L’appel à la formation du premier conseil représentatif égyptien a été lancé le 23 décembre 1881. Les sessions de ce conseil, alors appelé « Conseil représentatif égyptien », ont été officiellement ouvertes le 26 décembre 1881.
Cependant, ce conseil ne constituait pas la toute première forme de pratique parlementaire en Égypte. Plusieurs conseils avaient été créés auparavant, mais ils n’exerçaient pas de véritable pouvoir législatif tel que celui des parlements modernes. Leur rôle se limitait essentiellement à conseiller le gouverneur, sans possibilité de contrôle ou de responsabilité politique.
Le premier de ces conseils consultatifs fut le « Conseil supérieur », fondé par Mohamed Ali en 1824, suivi cinq ans plus tard par le « Conseil de consultation ».
Sous le règne du khédive Ismaïl, le parlement établi en 1866, accordait le droit de vote uniquement aux chefs de villages et notables des provinces, ainsi qu’aux élites du Caire, d’Alexandrie et de Damiette. Le président du conseil était nommé directement par le khédive lui-même, et le système ignorait toute élection populaire des membres.
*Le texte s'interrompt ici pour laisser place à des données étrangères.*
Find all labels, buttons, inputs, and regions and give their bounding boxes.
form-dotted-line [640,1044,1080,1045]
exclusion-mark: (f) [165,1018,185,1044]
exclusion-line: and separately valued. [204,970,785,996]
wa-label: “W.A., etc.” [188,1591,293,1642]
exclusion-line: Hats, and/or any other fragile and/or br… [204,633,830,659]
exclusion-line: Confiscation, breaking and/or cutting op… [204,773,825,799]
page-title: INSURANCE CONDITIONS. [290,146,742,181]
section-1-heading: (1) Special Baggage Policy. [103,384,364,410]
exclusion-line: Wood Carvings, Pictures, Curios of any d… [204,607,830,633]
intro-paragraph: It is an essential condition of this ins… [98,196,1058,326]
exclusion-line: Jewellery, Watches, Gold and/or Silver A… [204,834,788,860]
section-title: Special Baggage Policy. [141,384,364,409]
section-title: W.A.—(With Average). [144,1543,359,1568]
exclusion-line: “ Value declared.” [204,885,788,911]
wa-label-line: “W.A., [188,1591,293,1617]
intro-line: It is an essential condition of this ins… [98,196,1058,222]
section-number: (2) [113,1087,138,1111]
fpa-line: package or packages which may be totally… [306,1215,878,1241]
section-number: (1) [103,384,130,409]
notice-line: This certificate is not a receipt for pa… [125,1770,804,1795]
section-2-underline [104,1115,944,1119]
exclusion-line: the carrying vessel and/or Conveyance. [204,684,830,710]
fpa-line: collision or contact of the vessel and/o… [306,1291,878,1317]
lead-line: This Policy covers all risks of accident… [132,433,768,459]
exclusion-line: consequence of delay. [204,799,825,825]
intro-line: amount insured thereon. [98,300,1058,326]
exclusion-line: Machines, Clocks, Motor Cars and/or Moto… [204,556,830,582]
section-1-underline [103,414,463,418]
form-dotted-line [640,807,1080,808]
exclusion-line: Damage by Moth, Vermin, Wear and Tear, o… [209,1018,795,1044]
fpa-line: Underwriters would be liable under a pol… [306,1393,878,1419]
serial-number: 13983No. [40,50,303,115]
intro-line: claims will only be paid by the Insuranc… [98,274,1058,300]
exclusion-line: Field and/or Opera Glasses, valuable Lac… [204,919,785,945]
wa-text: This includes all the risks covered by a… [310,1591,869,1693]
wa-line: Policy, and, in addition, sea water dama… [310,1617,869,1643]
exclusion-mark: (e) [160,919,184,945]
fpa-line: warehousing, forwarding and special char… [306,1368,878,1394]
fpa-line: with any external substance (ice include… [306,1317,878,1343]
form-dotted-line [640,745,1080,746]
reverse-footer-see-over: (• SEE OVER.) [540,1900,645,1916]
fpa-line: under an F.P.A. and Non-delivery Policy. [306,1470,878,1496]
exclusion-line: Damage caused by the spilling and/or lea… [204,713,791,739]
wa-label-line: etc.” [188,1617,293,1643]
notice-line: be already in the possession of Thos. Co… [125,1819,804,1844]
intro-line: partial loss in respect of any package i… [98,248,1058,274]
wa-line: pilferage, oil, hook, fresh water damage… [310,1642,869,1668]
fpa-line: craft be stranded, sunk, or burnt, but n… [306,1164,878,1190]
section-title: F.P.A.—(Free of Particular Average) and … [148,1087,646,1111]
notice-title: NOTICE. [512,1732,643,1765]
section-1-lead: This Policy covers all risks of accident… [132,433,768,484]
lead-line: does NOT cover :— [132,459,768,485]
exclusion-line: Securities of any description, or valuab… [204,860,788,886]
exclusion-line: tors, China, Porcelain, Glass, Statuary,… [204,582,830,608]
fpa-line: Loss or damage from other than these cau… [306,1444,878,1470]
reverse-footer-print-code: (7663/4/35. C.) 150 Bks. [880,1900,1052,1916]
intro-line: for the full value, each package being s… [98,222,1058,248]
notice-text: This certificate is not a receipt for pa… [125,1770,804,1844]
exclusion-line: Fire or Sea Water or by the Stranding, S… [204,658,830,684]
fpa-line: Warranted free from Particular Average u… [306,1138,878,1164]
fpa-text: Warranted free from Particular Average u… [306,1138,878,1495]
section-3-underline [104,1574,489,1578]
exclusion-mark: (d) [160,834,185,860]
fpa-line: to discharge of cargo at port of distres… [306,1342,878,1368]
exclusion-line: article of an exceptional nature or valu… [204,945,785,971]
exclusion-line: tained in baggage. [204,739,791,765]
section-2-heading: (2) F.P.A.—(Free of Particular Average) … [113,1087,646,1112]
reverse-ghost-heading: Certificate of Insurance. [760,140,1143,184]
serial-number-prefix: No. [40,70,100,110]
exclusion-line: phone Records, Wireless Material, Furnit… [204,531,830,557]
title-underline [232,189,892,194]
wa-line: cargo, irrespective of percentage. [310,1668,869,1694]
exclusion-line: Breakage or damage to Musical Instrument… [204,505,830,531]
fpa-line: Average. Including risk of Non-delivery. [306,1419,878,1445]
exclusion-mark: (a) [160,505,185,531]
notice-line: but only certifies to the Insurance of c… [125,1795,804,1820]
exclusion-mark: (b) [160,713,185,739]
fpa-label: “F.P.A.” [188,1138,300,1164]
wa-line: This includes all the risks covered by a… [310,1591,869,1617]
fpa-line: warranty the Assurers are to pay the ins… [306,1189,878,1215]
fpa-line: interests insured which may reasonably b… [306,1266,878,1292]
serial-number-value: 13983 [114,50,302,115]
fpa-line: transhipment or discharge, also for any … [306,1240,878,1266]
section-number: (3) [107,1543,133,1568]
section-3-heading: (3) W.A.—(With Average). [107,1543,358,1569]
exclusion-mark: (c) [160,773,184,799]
Sous le khédive Tawfiq, les sessions du « Conseil représentatif égyptien » furent ouvertes le 26 décembre 1881, avec pour mission de demander au gouvernement la présentation d’un projet de loi fondamentale, promulgué par décret le 7 février de la même année.
En 1883, l’occupation britannique, qui s’était imposée après l’entrée des forces britanniques en Égypte en 1882, abrogea cette loi fondamentale qui permettait au conseil de demander des comptes aux membres du gouvernement. Elle la remplaça par une loi organique instituant un parlement composé de deux chambres : le « Conseil consultatif des lois », chargé uniquement de demander au gouvernement de présenter des projets de loi, sans pouvoir en proposer lui-même, et « l’Assemblée générale », composée de 46 membres, dont l’approbation était requise pour toute nouvelle imposition ou taxe.